Like It Is:

Lorenzen’s legacy includes OT work vs. Hogs

By: Wally Hall
Published: Wednesday, October 9, 2019
Kentucky quarterback Jared Lorenzen celebrates a touchdown run against Arkansas during a game Saturday, Nov. 1, 2003, in Lexington, Ky.
Photo by David Gottschalk
Kentucky quarterback Jared Lorenzen celebrates a touchdown run against Arkansas during a game Saturday, Nov. 1, 2003, in Lexington, Ky.

No pun intended, but it is going to be a huge weekend in Lexington, Ky.

The Kentucky Wildcats are coming off an open weekend after three consecutive SEC losses. This is a team that won 10 games last season, and defeat is bitter.

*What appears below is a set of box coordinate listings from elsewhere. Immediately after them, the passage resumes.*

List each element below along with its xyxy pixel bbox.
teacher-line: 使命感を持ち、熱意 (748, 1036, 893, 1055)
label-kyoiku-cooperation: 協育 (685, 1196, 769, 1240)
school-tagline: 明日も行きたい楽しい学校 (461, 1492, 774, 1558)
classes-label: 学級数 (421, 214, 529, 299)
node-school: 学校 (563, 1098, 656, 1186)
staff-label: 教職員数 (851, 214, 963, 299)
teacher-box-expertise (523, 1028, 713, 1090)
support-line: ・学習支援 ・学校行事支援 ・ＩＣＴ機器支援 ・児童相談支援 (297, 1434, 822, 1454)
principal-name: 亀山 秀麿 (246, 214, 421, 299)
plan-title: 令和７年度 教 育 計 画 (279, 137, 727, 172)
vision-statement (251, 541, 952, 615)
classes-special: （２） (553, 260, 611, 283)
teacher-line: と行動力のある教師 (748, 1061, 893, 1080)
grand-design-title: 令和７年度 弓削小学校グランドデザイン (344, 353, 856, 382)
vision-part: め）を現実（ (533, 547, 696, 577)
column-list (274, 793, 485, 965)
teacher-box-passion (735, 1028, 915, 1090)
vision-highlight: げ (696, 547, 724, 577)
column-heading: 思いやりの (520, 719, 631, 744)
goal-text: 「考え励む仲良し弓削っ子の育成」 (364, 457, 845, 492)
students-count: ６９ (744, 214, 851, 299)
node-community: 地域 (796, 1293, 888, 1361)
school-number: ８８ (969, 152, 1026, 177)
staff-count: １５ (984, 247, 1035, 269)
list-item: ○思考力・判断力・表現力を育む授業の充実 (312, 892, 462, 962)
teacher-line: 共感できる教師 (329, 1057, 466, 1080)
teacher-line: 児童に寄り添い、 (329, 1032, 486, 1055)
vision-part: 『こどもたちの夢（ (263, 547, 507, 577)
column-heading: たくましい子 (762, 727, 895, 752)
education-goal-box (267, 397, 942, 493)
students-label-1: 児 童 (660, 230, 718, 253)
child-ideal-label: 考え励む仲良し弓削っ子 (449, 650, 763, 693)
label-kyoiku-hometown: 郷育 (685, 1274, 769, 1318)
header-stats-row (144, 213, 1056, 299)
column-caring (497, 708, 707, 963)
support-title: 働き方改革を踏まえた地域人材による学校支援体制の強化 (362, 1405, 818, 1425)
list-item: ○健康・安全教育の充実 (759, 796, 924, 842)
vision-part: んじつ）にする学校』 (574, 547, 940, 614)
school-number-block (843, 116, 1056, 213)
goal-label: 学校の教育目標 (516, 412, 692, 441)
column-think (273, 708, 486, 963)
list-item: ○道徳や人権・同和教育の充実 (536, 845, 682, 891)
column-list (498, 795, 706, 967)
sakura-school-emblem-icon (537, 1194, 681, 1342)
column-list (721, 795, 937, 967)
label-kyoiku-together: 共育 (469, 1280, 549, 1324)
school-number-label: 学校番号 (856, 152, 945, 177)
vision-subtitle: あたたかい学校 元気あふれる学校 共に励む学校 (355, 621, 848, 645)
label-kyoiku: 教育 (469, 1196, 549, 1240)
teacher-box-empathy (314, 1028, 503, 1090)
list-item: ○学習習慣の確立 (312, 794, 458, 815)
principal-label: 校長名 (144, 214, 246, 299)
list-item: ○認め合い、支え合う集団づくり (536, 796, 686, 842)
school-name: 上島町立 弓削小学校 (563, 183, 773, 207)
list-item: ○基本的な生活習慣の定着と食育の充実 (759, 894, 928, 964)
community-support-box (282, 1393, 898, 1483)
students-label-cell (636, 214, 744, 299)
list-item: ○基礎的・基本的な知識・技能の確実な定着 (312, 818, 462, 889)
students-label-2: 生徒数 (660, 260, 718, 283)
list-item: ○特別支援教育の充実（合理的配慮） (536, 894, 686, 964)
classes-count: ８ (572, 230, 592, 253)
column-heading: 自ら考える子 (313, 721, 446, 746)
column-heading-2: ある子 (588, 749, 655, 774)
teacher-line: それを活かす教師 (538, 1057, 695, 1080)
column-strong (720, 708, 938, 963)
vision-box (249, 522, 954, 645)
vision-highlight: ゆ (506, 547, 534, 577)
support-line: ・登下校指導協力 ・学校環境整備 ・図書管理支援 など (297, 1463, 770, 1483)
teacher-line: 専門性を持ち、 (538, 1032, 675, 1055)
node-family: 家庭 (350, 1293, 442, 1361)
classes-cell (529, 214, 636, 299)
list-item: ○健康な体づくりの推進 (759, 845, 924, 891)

It is homecoming, which is never an honor for a visiting team.

But most of all, the game is being dedicated to the memory of Jared Lorenzen, No. 22 in the program and No. 1 in the hearts of many in Big Blue Nation.

Fans can get $22 off the price of 200-level sideline tickets Saturday, and commemorative rally towels will be handed out at the gates.

Lorenzen died July 3 at the age of 38. He admitted to weighing more than 500 pounds at time in his life, almost double his 285-pound playing weight when he was the heaviest quarterback in the NFL.

His heart and kidneys gave out.

Lorenzen was always big. He weighed 13 pounds when he was born, and he just never stopped growing.

He’s the all-time leader in passing yards at Kentucky with 10,354, but he’s remembered more for his likable personality and charm.

Every time there was a new nickname such as “Hefty Lefty” or “J Load” or “Pillsbury Throwboy,” he always laughed the loudest.

Lorenzen forever will be remembered for the 2003 game against the University of Arkansas.

Arkansas was leading 21-7 at the half, and as Lorenzen headed for the locker room he noticed a lot of Kentucky fans leaving the stadium.

He stopped and yelled: “Where the hell ya’ll going? Ya’ll are going to miss one hell of a game.”

Shortly after Lorenzen’s death, former receiver Derek Abney said: “It was motivating to hear our leader say, ‘Listen, you can give up on us, but we’re not.’ “

That game went seven overtimes.

The Wildcats got the only score of the third quarter, a 51-yard touchdown pass from Lorenzen, and Kentucky scored first in the fourth quarter with a field goal to make it 21-17.

The Razorbacks answered with a field goal, but Lorenzen drove the Wildcats 79 yards in nine plays, hitting Chris Bernard for a 13-yard touchdown to tie the game with 1:45 to play.

Both teams scored a rushing touchdown in the first overtime.

Kentucky scored another rushing touchdown in the second overtime, and Matt Jones answered with a 10-yard touchdown pass to Jason Peters.

In the third overtime, both teams had field goals. In the fourth overtime, Lorenzen ran for the first of his three rushing touchdowns in overtime. Jones tied it on a 3-yard run.

Jones passed 15 yards to George Wilson in the fifth overtime, but the mandatory two-point conversion failed.

Lorenzen tied it on a 2-yard run, but he threw incomplete while under pressure on the two-point conversion.

In the sixth overtime, Lorenzen again ran for a touchdown and passed complete for two points to make it 63-55.

Mark Pierce scored for the Hogs, and Jones passed to Wilson to make it 63-63.

DeCori Birmingham ran 25 yards for a touchdown in the seventh overtime, and Jones passed to Peters for the two-point conversion. The defense finally held Kentucky.

The Wildcats didn’t win, but Lorenzen has been remembered for his promise of a great game, his love for UK and his personality. He finished that game 28-of-49 passing for 326 yards, and he accounted for 5 touchdowns.

Lorenzen, because of his weight problems, was not drafted, but he made the New York Giants roster as Eli Manning’s backup and collected his Super Bowl ring in 2008. He also played in AF2 for four years.

On Saturday, most of the state of Kentucky hopes his memory will inspire the Wildcats to a win over Arkansas.